June 9
Great news; I have a baby brother sprout! Gardener just showed me baby Zuc. He is strong and healthy and ready to move from the sprouter into his own aeroponic bag. While Broccoli and Sunflower are great companions, there is nothing quite like having a zucchini to zucchini conversation.
June 10
Baby Zuc has developed his hull spreader! We have tough seed pods and sometimes they do not split in half like they should thus trapping the cotyledons inside and causing the sprout to die. We have a special bump on our stem that catches on our seed pod and spreads the hulls open so the new leaves can emerge undamaged. Previous ideas on this required gravity to direct our stem to grow this bump but we seem to be able to do this without a gravitational signal. On the frontier, even a baby sprout can teach us something new.
June 11
Gardener has been busy. We have a new Sunflower sprout. Sunflower is elated and can hardly wait to show Sprout his blossom.
June 12
A great sadness has taken us all; Sunflower sprout died. He became weak and his cotyledons could not emerge from the hull. Gardener performed surgery and carefully removed the hull but it was too late. We returned sprout to the compost from whence he came. I guess we are all made out of recyclable materials.
June 13
One of our machines that removes carbon dioxide from the air failed last night and the carbon dioxide is now at nearly half a percent. The animal part of our crew breathes in oxygen and gives off carbon dioxide. The current level is enough to give animals stuffy noses and headaches but for us plants, this is like being in a sweet greenhouse.

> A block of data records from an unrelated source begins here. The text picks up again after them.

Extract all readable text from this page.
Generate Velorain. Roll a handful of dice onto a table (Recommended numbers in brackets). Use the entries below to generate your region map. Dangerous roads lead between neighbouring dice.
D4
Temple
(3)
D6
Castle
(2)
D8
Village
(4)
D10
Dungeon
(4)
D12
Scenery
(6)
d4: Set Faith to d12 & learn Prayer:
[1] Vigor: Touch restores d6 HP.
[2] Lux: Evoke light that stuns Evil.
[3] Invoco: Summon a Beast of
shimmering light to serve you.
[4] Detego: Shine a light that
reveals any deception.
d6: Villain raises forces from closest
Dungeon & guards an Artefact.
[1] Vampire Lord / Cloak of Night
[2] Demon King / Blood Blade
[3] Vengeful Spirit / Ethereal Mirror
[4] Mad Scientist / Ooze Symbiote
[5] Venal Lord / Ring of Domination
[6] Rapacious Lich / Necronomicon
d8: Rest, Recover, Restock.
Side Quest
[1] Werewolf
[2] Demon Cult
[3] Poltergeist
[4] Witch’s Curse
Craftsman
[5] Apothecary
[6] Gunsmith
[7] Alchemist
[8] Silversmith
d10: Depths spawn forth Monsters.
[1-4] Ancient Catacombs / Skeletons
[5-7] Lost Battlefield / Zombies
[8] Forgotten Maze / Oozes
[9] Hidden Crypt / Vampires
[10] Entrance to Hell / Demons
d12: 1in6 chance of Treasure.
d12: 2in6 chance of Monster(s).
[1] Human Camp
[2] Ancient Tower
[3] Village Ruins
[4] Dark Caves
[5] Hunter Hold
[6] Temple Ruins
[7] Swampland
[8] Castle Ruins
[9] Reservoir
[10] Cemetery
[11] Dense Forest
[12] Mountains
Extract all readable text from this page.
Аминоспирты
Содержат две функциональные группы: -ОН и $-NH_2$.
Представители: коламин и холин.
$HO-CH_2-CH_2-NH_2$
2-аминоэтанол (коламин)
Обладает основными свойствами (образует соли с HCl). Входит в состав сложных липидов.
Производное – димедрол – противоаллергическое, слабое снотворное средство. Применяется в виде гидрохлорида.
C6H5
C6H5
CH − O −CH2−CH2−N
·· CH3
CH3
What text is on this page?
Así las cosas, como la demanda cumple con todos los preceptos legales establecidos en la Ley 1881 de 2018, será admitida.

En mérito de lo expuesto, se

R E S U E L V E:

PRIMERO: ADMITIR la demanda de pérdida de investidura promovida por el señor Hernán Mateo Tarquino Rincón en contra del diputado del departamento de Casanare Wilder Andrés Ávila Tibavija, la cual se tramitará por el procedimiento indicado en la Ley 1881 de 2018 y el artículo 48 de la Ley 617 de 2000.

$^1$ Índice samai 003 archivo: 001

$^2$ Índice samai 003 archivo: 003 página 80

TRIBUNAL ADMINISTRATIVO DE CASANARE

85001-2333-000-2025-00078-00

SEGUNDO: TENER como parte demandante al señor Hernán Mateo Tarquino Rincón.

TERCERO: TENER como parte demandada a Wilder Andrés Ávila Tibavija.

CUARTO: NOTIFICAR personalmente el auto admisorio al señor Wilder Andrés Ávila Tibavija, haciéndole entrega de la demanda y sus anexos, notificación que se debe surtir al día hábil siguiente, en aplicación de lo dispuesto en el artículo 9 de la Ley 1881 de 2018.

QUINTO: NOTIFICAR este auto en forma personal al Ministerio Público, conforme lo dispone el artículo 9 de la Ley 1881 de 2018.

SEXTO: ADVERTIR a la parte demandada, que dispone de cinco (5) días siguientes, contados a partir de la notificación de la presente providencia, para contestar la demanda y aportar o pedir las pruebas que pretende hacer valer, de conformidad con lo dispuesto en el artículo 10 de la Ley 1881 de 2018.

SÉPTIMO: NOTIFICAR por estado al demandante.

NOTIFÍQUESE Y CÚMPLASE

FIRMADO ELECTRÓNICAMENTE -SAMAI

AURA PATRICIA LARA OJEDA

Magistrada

On Earth the atmosphere is about 0.04 percent. Broccoli, Sunflower and I are doing all we can to breath in the carbon dioxide and exhale oxygen. Even the algae are doing their part. I would say these stowaways have now become part of the crew. I find it interesting how plants and animals complement each other. Meanwhile, Gardener is working on fixing the machine. He has wires and tweezers and a big head lamp. His head remained buried inside the machine for quite some time before he came out. He said it was a bad temperature sensor that shut down the scrubber. Now it is working and the level of carbon dioxide is beginning to drop. I told Broccoli and Sunflower they should enjoy the sweetness while they can.
Don’s blog also appears at airspacemag.com.
This is fascinating! I wish you all the best for the future experiments! How does the lack of gravity affect the geotropism of the roots? Are there some plants which are affected and others which aren’t?
Don, I love to read about your research in growing plants in micro-gravity. When the ability to cultivate food in space becomes viable, it will have one of the biggest, if not the biggest, impact on long duration manned missions beyond LEO. I applaud what you all are doing on ISS and wish you well. Next time you fly over Fort Worth, TX on a clear day/night know that there is someone looking back with great admiration!
Thank you and have a safe return home,
Kevin McCauley
hej DON.to wspaniałe osiągnięcie na przyszłość.a może by tak wytapetować ściany statku mchem byłoby pięknie i pożytecznie.to oczywiście żart ale niekoniecznie głupi.pozdrowienia z Polski STANISŁAW
plants in space… love it… !!
Hi Don,
Thank you for the great story and superb images of your plants. It sounds like the plants could use the CO2 in there own atmospheric chamber before the scrubber does it’s job. I imagine that this is not possible of I would think that it would hve been tried by now.
Cheers from Vermont…See you when you pass overhead!